2. Teach the children to sort as soon as they learn their colors. Of course, you have to help, but this will pay off sooner that you think. My two teens are very apt at doing the laundry all on their own. I also pick out one helper to avoid overcrowding the utility room and limit the bickering. My babies love to do laundry. They grab the clothes that I’ve already sorted and throw them back into the pile or pull them out of the washer before I can shut the door. This is always a great opportunity to grow in patience. One day I might try to make use of that opportunity, but for now I just cry out for Allison to save me from my helpers. I love that girl!
3. Inevitably you will come across the dreaded inside-out clothing.

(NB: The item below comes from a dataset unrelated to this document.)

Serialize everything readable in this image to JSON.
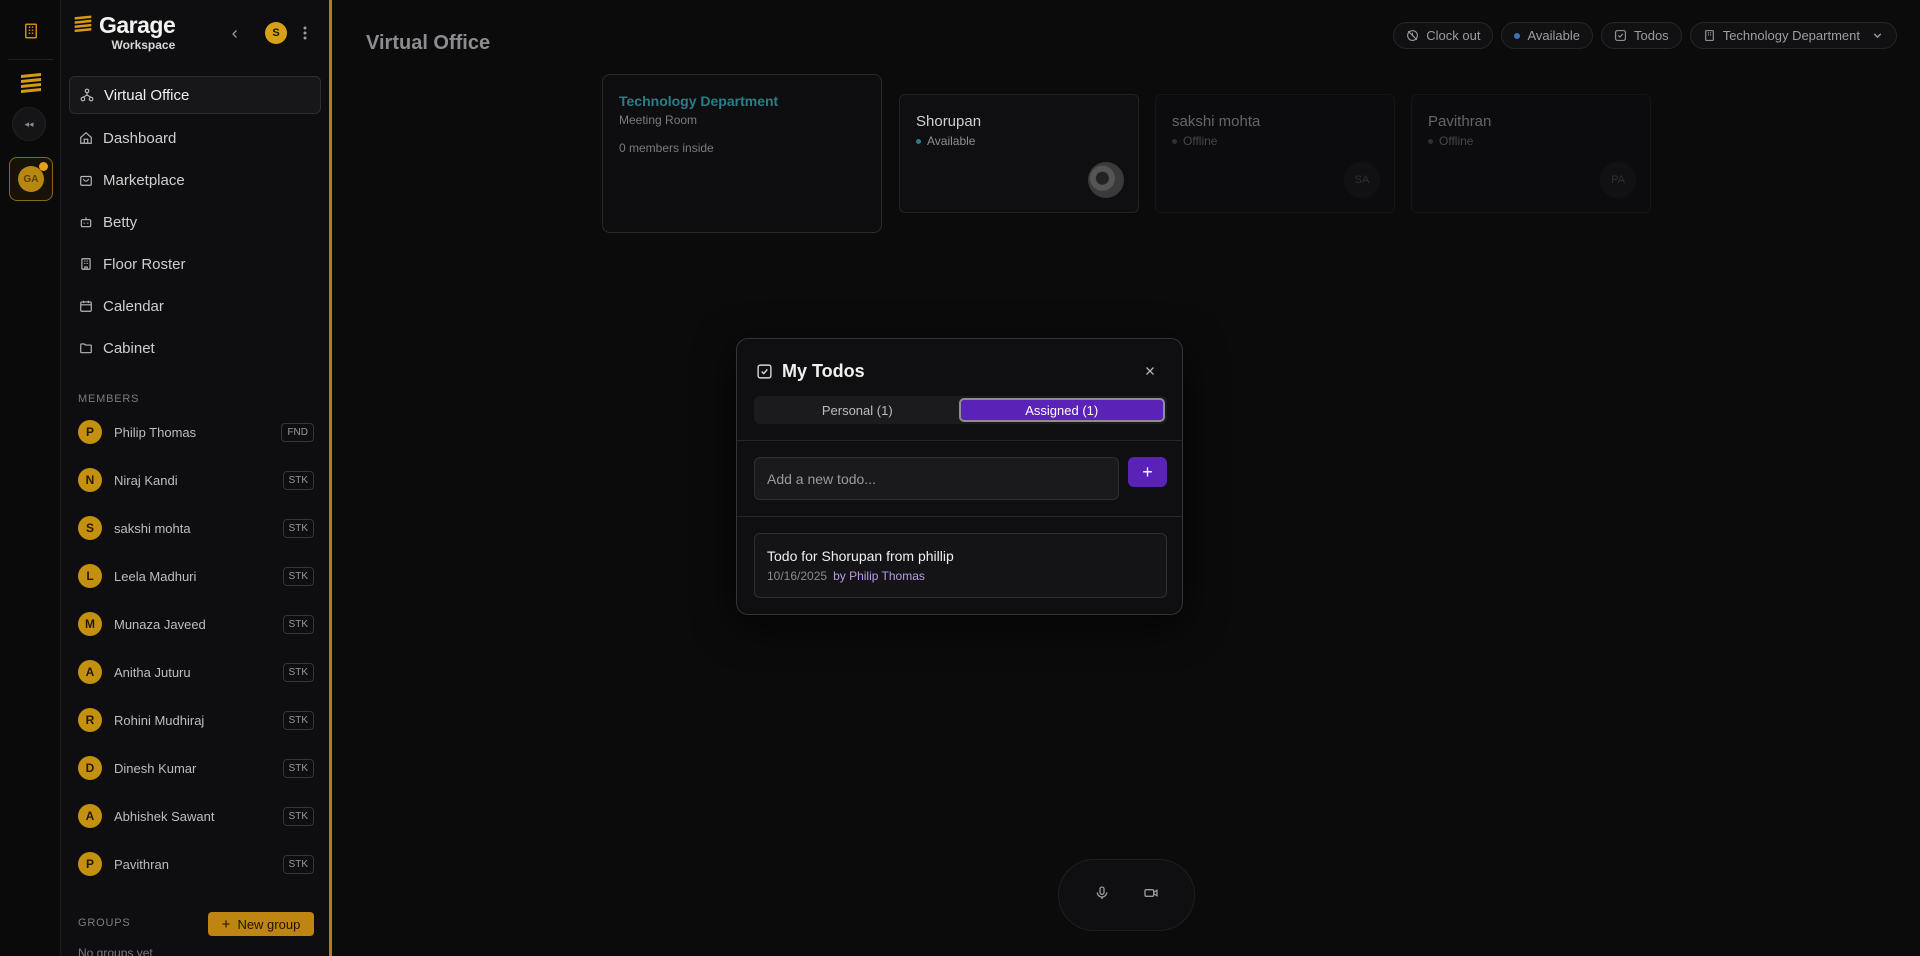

This includes the very nasty balled up socks and jeans with the legs inside out and twisted with a pair of underwear still attached. I really don’t know how they do this, but my younger girls are experts at this technique. Listen carefully because I have solved this dilema. The child with the most inside out items of clothing gets the assigned chore of turning ALL clothing in the right direction. It is a very disgusting job, so be prepared for grumbling, but it does solve the issue. My kids even proclaim who the winner is each week. The solution is really two-fold: First, it encourages them to turn their clothing the right direction and second, you don’t have to. If your husband is the antagonist here, I can only say that you might make mention of it once in a loving request and thereafter choose to offer it as a sacrifice for suffering souls. Have I mentioned how much I love my mother-in-law? She raised her son right I tell you!
4. Socks. I’ve tried lots of techniques but at the end of the day, I still have to match socks for 20 feet in 7 different sizes. The best system I have found (because I can’t do the mismatched thing–see Illusioned Perfectionist) is a basket for single socks. When we are out of socks or the basket is full, I sit down and match socks. I even turn it into a game of Go Fish to play with the kids and the job gets done with smiles.
5. I’m actually out advice at this point. I have tried having the kids put away their own clothes and then wonder why I even bothered to fold them in the first place. I don’t have the time or the energy to do it myself, so I’m toying with the idea of just throwing them from the dryer into their assigned basket just to make it more efficient. The Illusioned Perfectionist in me just can’t do it. I carefully fold and sort by child and then avoid looking in their dressers or closets so that I can remain in my happy place–much like avoiding mirrors.
Well, I’m off to change out another load. It is Monday after all.